Collagen alpha-1(VII) chain encoded by the COL7A1 gene is a kind of stratified squamous epithelial basement membrane protein [38]. It can form anchoring fibrils and interact with extracellular matrix (ECM) proteins which may contribute to epithelial basement membrane organization and adherence [39]. The COL7A1 expression is correlated with tumor invasion and prognosis in esophageal squamous cell carcinoma [40]. The expression of COL7A1 showed a significant prognostic value for OS and distant metastasis in gastric cancer [41]. We found that the expression of COL7A1 was negatively correlated with tumor-infiltrating monocytes which obviously may be considered an indicator of the overall survival rates of LUSC patients. Mesothelin (encoded by the MSLN gene) involves in cell adhesion and cell-matrix adhesion as membrane-anchored forms, which is also a target of CAR-T cells for treating gastric cancer and ovarian cancer triple-negative breast cancer [42-44]. In gastric cancer, MSLN-CAR-NK cells show strong antitumor activity [45]. We also observed that MSLN was a good prognostic biomarker, and its expression was positively correlated with tumor-infiltrating monocytes, which may possess the role of MSLN-specific CAR monocytes in LUSC. Chordin-like 1 (another hub gene of CHRDL1), an inhibitor of BMP, could participate in tumorigenesis [46]. It has been recently reported that CHRDL1 may regulate immune cell infiltration to facilitate immunotherapy. It might be a novel prognostic biomarker and therapy target in LUAD [47]. However, there was no evidence that it has been investigated in LUSC until now.
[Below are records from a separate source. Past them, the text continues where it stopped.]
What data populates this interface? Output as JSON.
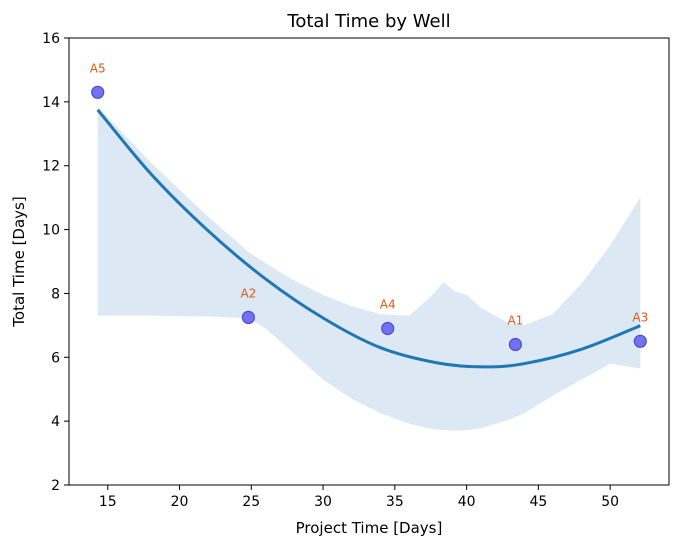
{
  "chart_data": {
    "type": "scatter",
    "title": "Total Time by Well",
    "xlabel": "Project Time [Days]",
    "ylabel": "Total Time [Days]",
    "xlim": [
      12.3,
      54.1
    ],
    "ylim": [
      2,
      16
    ],
    "xticks": [
      15,
      20,
      25,
      30,
      35,
      40,
      45,
      50
    ],
    "yticks": [
      2,
      4,
      6,
      8,
      10,
      12,
      14,
      16
    ],
    "grid": false,
    "points": [
      {
        "label": "A5",
        "x": 14.3,
        "y": 14.3
      },
      {
        "label": "A2",
        "x": 24.8,
        "y": 7.25
      },
      {
        "label": "A4",
        "x": 34.5,
        "y": 6.9
      },
      {
        "label": "A1",
        "x": 43.4,
        "y": 6.4
      },
      {
        "label": "A3",
        "x": 52.1,
        "y": 6.5
      }
    ],
    "fit": {
      "type": "quadratic",
      "x": [
        14.3,
        18,
        22,
        26,
        30,
        34,
        38,
        41.2,
        44,
        48,
        52.1
      ],
      "y": [
        13.75,
        11.75,
        9.96,
        8.45,
        7.23,
        6.3,
        5.82,
        5.7,
        5.8,
        6.25,
        6.99
      ]
    },
    "band": {
      "x": [
        14.3,
        18,
        22,
        24.8,
        26,
        28,
        30,
        32,
        34,
        36,
        37.5,
        38.4,
        39.2,
        40,
        41,
        43,
        44,
        46,
        48,
        50,
        52.1
      ],
      "upper": [
        13.85,
        12.1,
        10.4,
        9.3,
        8.95,
        8.4,
        7.95,
        7.6,
        7.35,
        7.3,
        7.9,
        8.35,
        8.05,
        7.95,
        7.55,
        7.05,
        7.0,
        7.35,
        8.3,
        9.5,
        11.0
      ],
      "lower": [
        7.3,
        7.3,
        7.28,
        7.22,
        6.9,
        6.1,
        5.3,
        4.7,
        4.25,
        3.92,
        3.76,
        3.72,
        3.7,
        3.72,
        3.78,
        4.05,
        4.25,
        4.8,
        5.3,
        5.8,
        5.65
      ]
    },
    "colors": {
      "fit_line": "#1f77b4",
      "band": "#dce8f3",
      "point_fill": "#6b6bf0",
      "point_edge": "#4a4ad0",
      "label": "#e05a12"
    }
  }
}
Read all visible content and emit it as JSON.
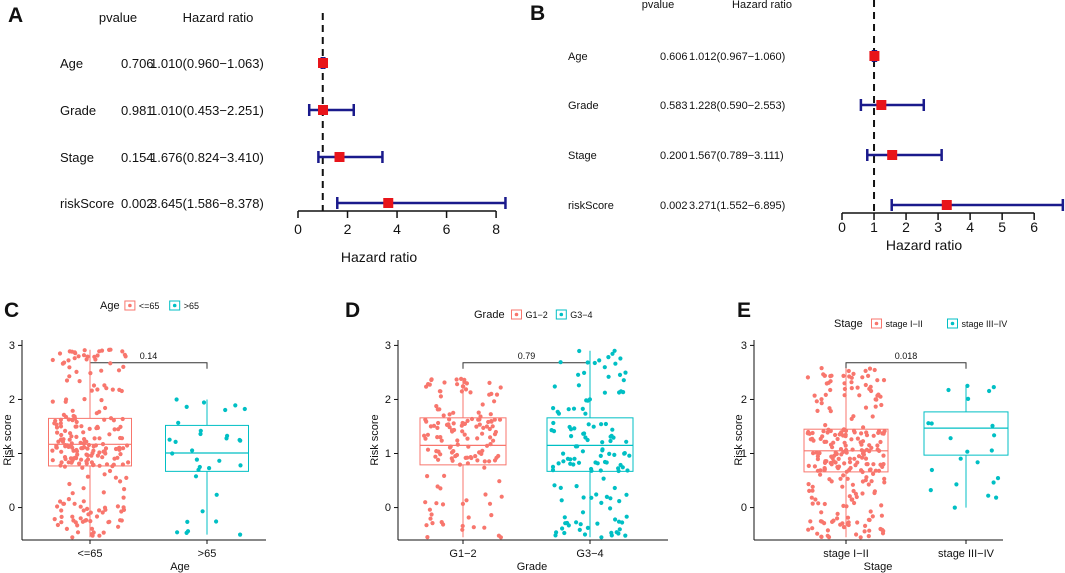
{
  "colors": {
    "ci": "#1a1a8c",
    "point": "#e8141a",
    "pink": "#f8766d",
    "teal": "#00bfc4",
    "axis": "#111111"
  },
  "chart_data": [
    {
      "panel": "A",
      "type": "forest",
      "col_pvalue": "pvalue",
      "col_hr": "Hazard ratio",
      "xlabel": "Hazard ratio",
      "xlim": [
        0,
        8.4
      ],
      "ticks": [
        0,
        2,
        4,
        6,
        8
      ],
      "ticklabels": [
        "0",
        "2",
        "4",
        "6",
        "8"
      ],
      "ref_line": 1,
      "rows": [
        {
          "name": "Age",
          "p": "0.706",
          "hr_text": "1.010(0.960−1.063)",
          "hr": 1.01,
          "lo": 0.96,
          "hi": 1.063
        },
        {
          "name": "Grade",
          "p": "0.981",
          "hr_text": "1.010(0.453−2.251)",
          "hr": 1.01,
          "lo": 0.453,
          "hi": 2.251
        },
        {
          "name": "Stage",
          "p": "0.154",
          "hr_text": "1.676(0.824−3.410)",
          "hr": 1.676,
          "lo": 0.824,
          "hi": 3.41
        },
        {
          "name": "riskScore",
          "p": "0.002",
          "hr_text": "3.645(1.586−8.378)",
          "hr": 3.645,
          "lo": 1.586,
          "hi": 8.378
        }
      ]
    },
    {
      "panel": "B",
      "type": "forest",
      "col_pvalue": "pvalue",
      "col_hr": "Hazard ratio",
      "xlabel": "Hazard ratio",
      "xlim": [
        0,
        6.9
      ],
      "ticks": [
        0,
        1,
        2,
        3,
        4,
        5,
        6
      ],
      "ticklabels": [
        "0",
        "1",
        "2",
        "3",
        "4",
        "5",
        "6"
      ],
      "ref_line": 1,
      "rows": [
        {
          "name": "Age",
          "p": "0.606",
          "hr_text": "1.012(0.967−1.060)",
          "hr": 1.012,
          "lo": 0.967,
          "hi": 1.06
        },
        {
          "name": "Grade",
          "p": "0.583",
          "hr_text": "1.228(0.590−2.553)",
          "hr": 1.228,
          "lo": 0.59,
          "hi": 2.553
        },
        {
          "name": "Stage",
          "p": "0.200",
          "hr_text": "1.567(0.789−3.111)",
          "hr": 1.567,
          "lo": 0.789,
          "hi": 3.111
        },
        {
          "name": "riskScore",
          "p": "0.002",
          "hr_text": "3.271(1.552−6.895)",
          "hr": 3.271,
          "lo": 1.552,
          "hi": 6.895
        }
      ]
    },
    {
      "panel": "C",
      "type": "box",
      "legend_title": "Age",
      "xlabel": "Age",
      "ylabel": "Risk score",
      "ylim": [
        -0.6,
        3.1
      ],
      "yticks": [
        0,
        1,
        2,
        3
      ],
      "pvalue": "0.14",
      "groups": [
        {
          "name": "<=65",
          "color": "pink",
          "min": -0.55,
          "q1": 0.77,
          "median": 1.17,
          "q3": 1.65,
          "max": 2.92,
          "n": 240
        },
        {
          "name": ">65",
          "color": "teal",
          "min": -0.5,
          "q1": 0.67,
          "median": 1.01,
          "q3": 1.52,
          "max": 2.0,
          "n": 32
        }
      ]
    },
    {
      "panel": "D",
      "type": "box",
      "legend_title": "Grade",
      "xlabel": "Grade",
      "ylabel": "Risk score",
      "ylim": [
        -0.6,
        3.1
      ],
      "yticks": [
        0,
        1,
        2,
        3
      ],
      "pvalue": "0.79",
      "groups": [
        {
          "name": "G1−2",
          "color": "pink",
          "min": -0.55,
          "q1": 0.79,
          "median": 1.15,
          "q3": 1.66,
          "max": 2.38,
          "n": 150
        },
        {
          "name": "G3−4",
          "color": "teal",
          "min": -0.55,
          "q1": 0.67,
          "median": 1.15,
          "q3": 1.66,
          "max": 2.9,
          "n": 130
        }
      ]
    },
    {
      "panel": "E",
      "type": "box",
      "legend_title": "Stage",
      "xlabel": "Stage",
      "ylabel": "Risk score",
      "ylim": [
        -0.6,
        3.1
      ],
      "yticks": [
        0,
        1,
        2,
        3
      ],
      "pvalue": "0.018",
      "groups": [
        {
          "name": "stage I−II",
          "color": "pink",
          "min": -0.55,
          "q1": 0.66,
          "median": 1.05,
          "q3": 1.45,
          "max": 2.58,
          "n": 250
        },
        {
          "name": "stage III−IV",
          "color": "teal",
          "min": 0.0,
          "q1": 0.97,
          "median": 1.47,
          "q3": 1.77,
          "max": 2.25,
          "n": 22
        }
      ]
    }
  ]
}
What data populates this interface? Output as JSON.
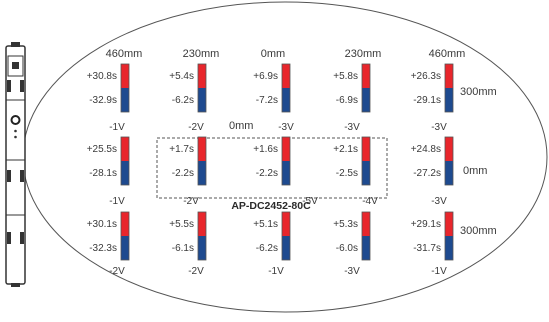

Our study demonstrated that CHRDL1 was negatively correlated with tumor-infiltrating monocytes as well as may be a novel prognostic biomarker and therapy target in LUSC. These facts suggest that three hub genes of COL7A1, MSLN, and CHRDL1 are important potential prognostic biomarkers and therapy targets in LUSC.

There were two limitations in this study. External dataset evaluation is needed to enhance the accuracy of diagnostic genes. Secondly, laboratory and clinical validation is important and needs to be investigated for hub genes and infiltrating monocytes in the future.

5. Conclusion

In the study, we conduct RRA algorithms to identify 513 robust DEGs, including 220 upregulated and 293 downregulated genes, from 203 samples in six LUSC-GEO datasets with low errors and noise. Three hub genes, COL7A1, MSLN, and CHRDL1, were identified from 513 robust DEGs using a series of bioinformatics methods, which were significantly correlated with tumor-infiltrating monocytes as well as effective indicators of prognostic outcomes for LUSC patients. The research of these gene markers can improve to well understand the molecular mechanisms of lung squamous cell carcinoma development.